I recently installed the latest piwik beta (0.2.32) and am really happy with it except for one point. Most of our visitors come from google search and I was wondering why piwik displayed most of our visitors coming from live.com. So I checked my access log and found that the live.com bot is not correctly recognized as a crawler. And the worst thing is, that the bloody bot sends a referrer matching the most important keyword of the site to crawl which results in piwik displaying lots of traffic coming from live.com search.

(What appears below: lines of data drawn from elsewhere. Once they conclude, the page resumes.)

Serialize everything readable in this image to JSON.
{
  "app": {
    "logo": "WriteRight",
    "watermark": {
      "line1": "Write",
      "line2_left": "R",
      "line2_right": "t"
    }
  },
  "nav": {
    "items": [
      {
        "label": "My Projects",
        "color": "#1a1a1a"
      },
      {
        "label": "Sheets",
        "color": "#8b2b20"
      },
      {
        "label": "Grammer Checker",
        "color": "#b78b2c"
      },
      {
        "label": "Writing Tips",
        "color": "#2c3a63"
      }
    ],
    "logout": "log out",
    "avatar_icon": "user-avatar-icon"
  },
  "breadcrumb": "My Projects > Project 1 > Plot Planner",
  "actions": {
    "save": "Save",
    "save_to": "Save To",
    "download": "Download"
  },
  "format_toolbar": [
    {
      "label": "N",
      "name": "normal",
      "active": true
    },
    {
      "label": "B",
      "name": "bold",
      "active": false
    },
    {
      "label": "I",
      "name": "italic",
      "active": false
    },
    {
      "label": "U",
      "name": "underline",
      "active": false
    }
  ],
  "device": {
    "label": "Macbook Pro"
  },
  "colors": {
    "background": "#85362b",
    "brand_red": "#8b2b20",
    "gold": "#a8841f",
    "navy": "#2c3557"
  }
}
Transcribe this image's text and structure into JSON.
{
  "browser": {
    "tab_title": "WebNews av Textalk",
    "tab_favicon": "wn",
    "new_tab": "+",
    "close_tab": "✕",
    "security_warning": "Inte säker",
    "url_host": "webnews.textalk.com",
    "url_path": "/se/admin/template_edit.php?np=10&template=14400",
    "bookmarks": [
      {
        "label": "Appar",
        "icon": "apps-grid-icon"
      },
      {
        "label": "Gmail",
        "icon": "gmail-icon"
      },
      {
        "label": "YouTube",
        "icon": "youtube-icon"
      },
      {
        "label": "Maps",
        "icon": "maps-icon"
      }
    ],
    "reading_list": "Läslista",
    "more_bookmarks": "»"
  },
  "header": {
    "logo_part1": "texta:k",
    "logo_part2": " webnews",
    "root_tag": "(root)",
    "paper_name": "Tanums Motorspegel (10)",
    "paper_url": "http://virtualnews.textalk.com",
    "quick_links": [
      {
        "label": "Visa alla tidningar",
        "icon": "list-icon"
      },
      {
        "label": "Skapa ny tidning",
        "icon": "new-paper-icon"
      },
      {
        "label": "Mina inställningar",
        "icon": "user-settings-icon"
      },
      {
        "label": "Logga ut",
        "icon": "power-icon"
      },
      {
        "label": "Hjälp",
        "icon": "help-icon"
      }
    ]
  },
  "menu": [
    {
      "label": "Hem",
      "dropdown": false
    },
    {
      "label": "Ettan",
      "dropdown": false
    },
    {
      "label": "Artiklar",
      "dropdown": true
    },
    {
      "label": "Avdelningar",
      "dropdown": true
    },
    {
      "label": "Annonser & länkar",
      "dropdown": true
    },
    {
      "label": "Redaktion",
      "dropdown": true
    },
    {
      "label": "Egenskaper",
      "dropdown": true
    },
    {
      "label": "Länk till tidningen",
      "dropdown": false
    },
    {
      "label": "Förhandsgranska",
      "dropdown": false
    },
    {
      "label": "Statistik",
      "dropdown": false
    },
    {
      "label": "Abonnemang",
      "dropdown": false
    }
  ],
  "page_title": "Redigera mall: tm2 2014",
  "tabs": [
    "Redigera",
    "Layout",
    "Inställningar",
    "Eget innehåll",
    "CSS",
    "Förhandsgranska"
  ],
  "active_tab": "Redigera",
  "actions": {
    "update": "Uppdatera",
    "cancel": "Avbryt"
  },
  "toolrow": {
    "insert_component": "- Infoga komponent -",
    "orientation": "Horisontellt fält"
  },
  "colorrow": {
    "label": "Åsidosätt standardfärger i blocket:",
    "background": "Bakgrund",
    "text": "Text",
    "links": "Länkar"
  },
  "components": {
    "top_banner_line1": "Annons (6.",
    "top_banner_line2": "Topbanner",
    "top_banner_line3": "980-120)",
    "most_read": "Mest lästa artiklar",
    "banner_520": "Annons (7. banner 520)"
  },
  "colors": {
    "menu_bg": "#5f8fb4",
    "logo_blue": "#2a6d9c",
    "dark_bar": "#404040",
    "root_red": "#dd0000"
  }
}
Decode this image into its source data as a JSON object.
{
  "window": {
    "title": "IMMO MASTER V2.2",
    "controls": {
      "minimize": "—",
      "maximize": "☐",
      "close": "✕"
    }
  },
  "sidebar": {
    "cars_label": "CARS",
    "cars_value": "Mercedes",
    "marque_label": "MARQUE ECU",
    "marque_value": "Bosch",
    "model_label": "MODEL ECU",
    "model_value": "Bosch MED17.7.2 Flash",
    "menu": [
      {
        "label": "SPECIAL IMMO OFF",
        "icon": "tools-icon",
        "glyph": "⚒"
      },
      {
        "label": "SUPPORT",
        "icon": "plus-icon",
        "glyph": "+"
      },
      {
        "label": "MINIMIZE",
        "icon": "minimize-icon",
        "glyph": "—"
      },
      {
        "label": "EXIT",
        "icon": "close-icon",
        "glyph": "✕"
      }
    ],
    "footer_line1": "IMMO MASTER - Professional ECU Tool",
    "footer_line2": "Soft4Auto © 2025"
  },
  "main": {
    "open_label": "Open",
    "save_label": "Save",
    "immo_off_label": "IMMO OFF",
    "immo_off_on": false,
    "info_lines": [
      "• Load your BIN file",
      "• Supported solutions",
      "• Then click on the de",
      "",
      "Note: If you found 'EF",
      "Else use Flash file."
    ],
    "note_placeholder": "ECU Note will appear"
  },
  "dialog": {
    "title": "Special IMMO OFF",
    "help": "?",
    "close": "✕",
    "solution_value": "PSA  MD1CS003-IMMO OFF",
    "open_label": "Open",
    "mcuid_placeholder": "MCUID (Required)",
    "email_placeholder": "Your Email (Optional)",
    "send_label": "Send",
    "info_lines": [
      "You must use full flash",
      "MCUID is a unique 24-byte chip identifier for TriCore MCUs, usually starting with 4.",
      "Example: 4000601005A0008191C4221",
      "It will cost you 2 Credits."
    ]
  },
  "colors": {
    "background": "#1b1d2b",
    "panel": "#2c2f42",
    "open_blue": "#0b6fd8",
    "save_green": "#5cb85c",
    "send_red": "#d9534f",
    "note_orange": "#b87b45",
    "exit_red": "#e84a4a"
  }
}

examples from my access log:
220.127.116.11 - - [19/Mar/2009:09:29:21 +0100] "GET /waadt/villars-tiercelin HTTP/1.0" 200 11576 "http://search.live.com/results.aspx?q=villars" "Mozilla/4.0 (compatible; MSIE 6.0; Windows NT 5.2; SV1; .NET CLR 1.1.4322)" 18.104.22.168 - - [19/Mar/2009:09:29:24 +0100] "GET /waadt/ependes HTTP/1.0" 200 11488 "http://search.live.com/results.aspx?q=ependes" "Mozilla/4.0 (compatible; MSIE 6.0; Windows NT 5.2; SV1; .NET CLR 1.1.4322)" 22.214.171.124 - - [19/Mar/2009:09:29:39 +0100] "GET /waadt/molondin HTTP/1.0" 200 11440 "http://search.live.com/results.aspx?q=molondin" "Mozilla/4.0 (compatible; MSIE 6.0; Windows NT 5.2; SV1; .NET CLR 1.1.4322)"
I will now try to find out how to identify the bloody bot from redmond. I can either try to implement the detection on my own or maybe someone will give me a hint on where to start? I will make the patch available to the community as soon as it’s working of course.